For auditors, risk is a bad thing meant to be controlled, mitigated out of existence, and insured against. Organizational leaders, especially in corporate settings, have based their entire careers on the mantra “without risk there is no reward”. Corporate offices are littered with motivational posters about taking risks featuring people jumping off of mountains. Auditors, on the other hand, usually have their certifications nailed to the otherwise empty wall behind their desks.
When we step back and look at the general population in any organization, we can plot people on a continuum based on their understanding of risk versus their willingness to accept risk. Senior managers understand risk, and they are willing to take risks to grow the operation. Auditors also understand risk, but we are typically not willing to take risks without first implementing a full complement of controls. Interestingly, we can see a parallel relationship between middle management and staff employees. Although they may not fully understand risk, managers are willing to take certain risks to grow their departments or products, while staff employees are resistant to any risk they see as a threat to their job.

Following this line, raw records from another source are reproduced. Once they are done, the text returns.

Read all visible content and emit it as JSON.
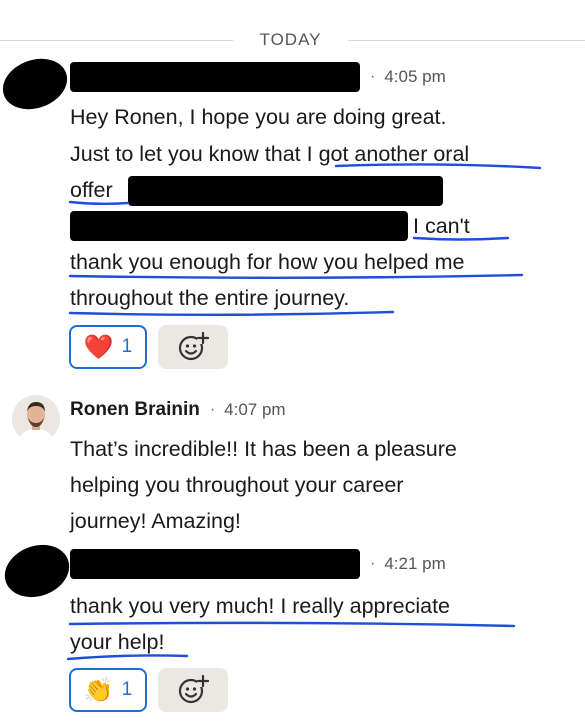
{
  "divider": {
    "label": "TODAY"
  },
  "messages": [
    {
      "time": "4:05 pm",
      "line1": "Hey Ronen, I hope you are doing great.",
      "line2": "Just to let you know that I got another oral",
      "line3": "offer",
      "line4": "I can't",
      "line5": "thank you enough for how you helped me",
      "line6": "throughout the entire journey.",
      "reaction": {
        "emoji": "❤️",
        "count": "1"
      }
    },
    {
      "sender": "Ronen Brainin",
      "time": "4:07 pm",
      "line1": "That’s incredible!! It has been a pleasure",
      "line2": "helping you throughout your career",
      "line3": "journey! Amazing!"
    },
    {
      "time": "4:21 pm",
      "line1": "thank you very much! I really appreciate",
      "line2": "your help!",
      "reaction": {
        "emoji": "👏",
        "count": "1"
      }
    }
  ],
  "icons": {
    "add_reaction": "add-reaction-icon",
    "avatar_photo": "avatar"
  },
  "colors": {
    "underline": "#1d4fd8",
    "reaction_border": "#1d6fd1"
  }
}
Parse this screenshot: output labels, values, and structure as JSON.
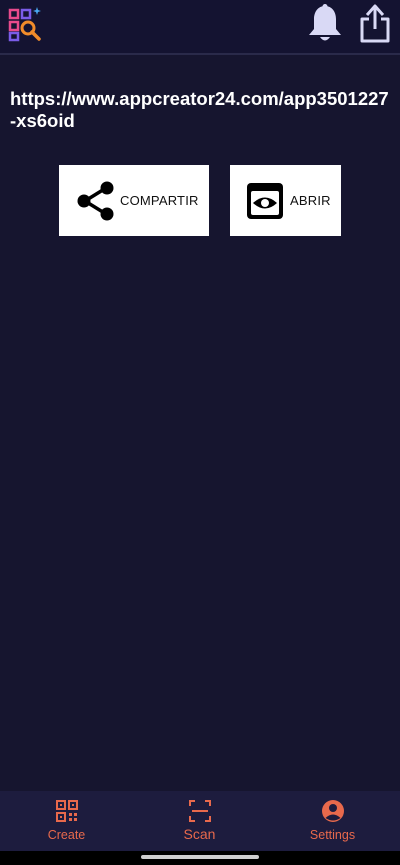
{
  "header": {
    "logo_icon": "qr-search-app-logo",
    "bell_icon": "notification-bell",
    "share_icon": "share-export"
  },
  "result": {
    "url": "https://www.appcreator24.com/app3501227-xs6oid"
  },
  "actions": {
    "share_label": "COMPARTIR",
    "open_label": "ABRIR"
  },
  "nav": {
    "create_label": "Create",
    "scan_label": "Scan",
    "settings_label": "Settings"
  },
  "colors": {
    "background": "#16152f",
    "nav_background": "#1d1c3e",
    "accent": "#e8694c",
    "icon_light": "#d9d9f5"
  }
}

As with most organizational issues, the key to diffusing this conflict is maintaining open communication. In our ongoing pursuit to be a relevant partner to management, internal audit needs to approach every engagement with a basic understanding of management’s stance on risk. We also need to explain our position on risk, as it relates to the organizational strategy, both before and throughout the audit process. By taking a more empathetic approach, we can encourage understanding and build better, stronger partnerships with senior management to avoid conflict in an exit meeting and find appropriate middle ground that allows both sides to achieve their goals.